Нужно сказать, что руководители социалистов во всем мире внимательно следили за делом Дрейфуса и поведением социалистической партии во время этого дела. Большинство из них резко порицало Геда и его тактику и приветствовало действия Жореса. Особенно – социалисты еврейского происхождения. Но и они не были озабочены ни судьбой Дрейфуса, ни судьбой французского еврейства, ни попранной справедливостью. Их беспокоили престиж социалистической партии и ее интересы. К. Каутский писал Жоресу: «Я пользуюсь случаем, чтобы выразить глубочайшее восхищение Вашим поведением, которым Вы спасли честь французского социализма в деле Дрейфуса. Я не могу себе представить более гибельную позицию для борющегося класса, чем нейтральность во время кризиса, который потряс всю нацию, более непростительную ошибку демократов, чем нерешительность перед лицом военщины»[154]. С этим перекликаются слова Розы Люксембург: «Жорес был прав. Дело Дрейфуса пробудило все скрытые силы реакции во Франции. Старый враг рабочего класса милитаризм стоял совершенно разоблаченный, нужно было направить все копья против его груди. Рабочее движение впервые было призвано выиграть великое политическое сражение. Жорес и его друзья впервые повели его в бой и этим открыли новую страницу в истории французского социализма. Остается бесспорным тот чрезвычайно горестный факт, что рабочая и социально-революционная партия держались в стороне вместо того, чтобы стать во главе движения и определить этим его направление»[155].
Но были социалисты, оправдавшие Геда и даже выражавшие сомнение в невиновности Дрейфуса. К ним принадлежал В. Либкнехт. Он опубликовал о деле Дрейфуса статью в венском журнале, и французские антисемиты, как писал ему Лафарг, «…набросились на Вашу статью, как на манну небесную»[156].
Таким образом, можно сделать вывод, что отношение социалистов к делу Дрейфуса было более чем сдержанным, и особой роли в движении дрейфусаров они не сыграли.
А как вели себя те, против кого дело Дрейфуса было непосредственно направлено, кому успех его инициаторов грозил страшными бедствиями, включая изгнание из Франции и физическое уничтожение – французские евреи?

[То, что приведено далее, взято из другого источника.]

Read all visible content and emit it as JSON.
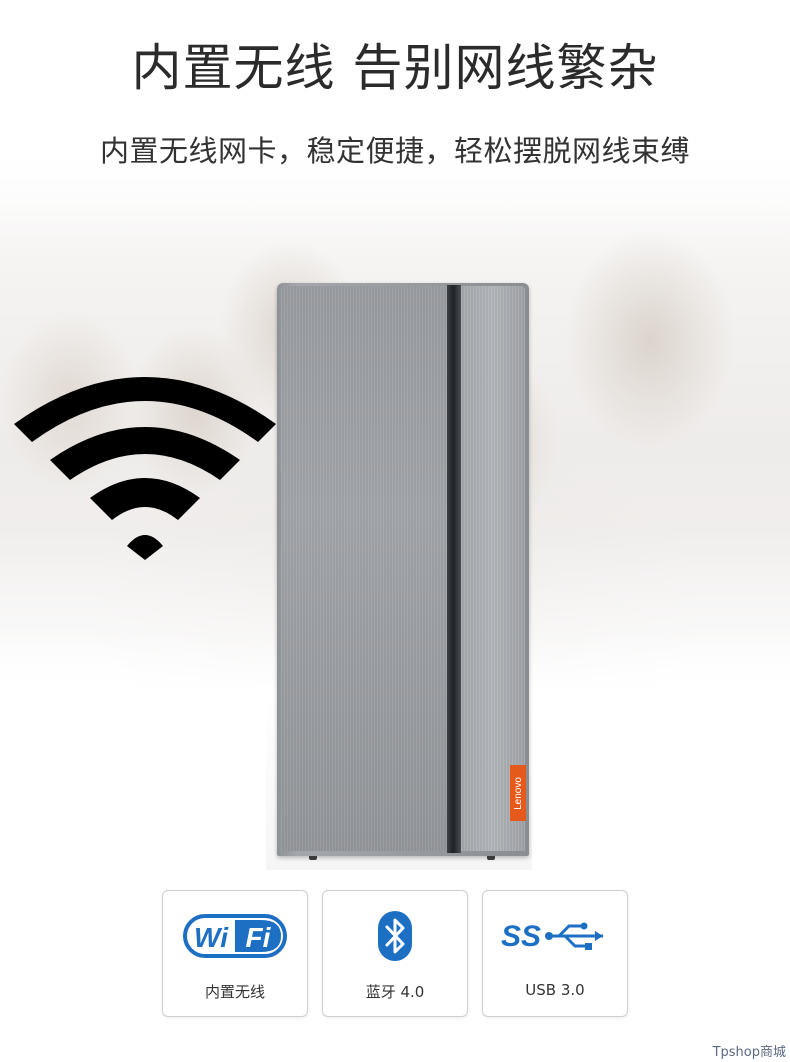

Французские евреи во время дела Дрейфуса
Дело Дрейфуса совершенно ошеломило французских евреев, и они оказались к нему абсолютно не готовыми. Как уже писалось, дело Майера вселило в них уверенность в благоприятной реакции французского общественного мнения, и никакие нападки на них в связи с «панамским скандалом» не могли ее поколебать.
И вдруг – приговор военного суда в отношении Дрейфуса. Мы знаем, как на него реагировали семьи Дрейфусов и Годемаров, а также небольшая группа еврейских интеллектуалов. Но большинство французских евреев, загипнотизированных престижем военного суда, поверило в виновность Дрейфуса. Один английский историк хорошо описывал настроение французских евреев в 1895 году: «Они не говорили о деле между собой. Они не только не обсуждали, но тщательно избегали его упоминания. Еврейскую общину постигло огромное несчастье, его надо переварить молча, пока время и молчание не сотрут все из памяти»[157].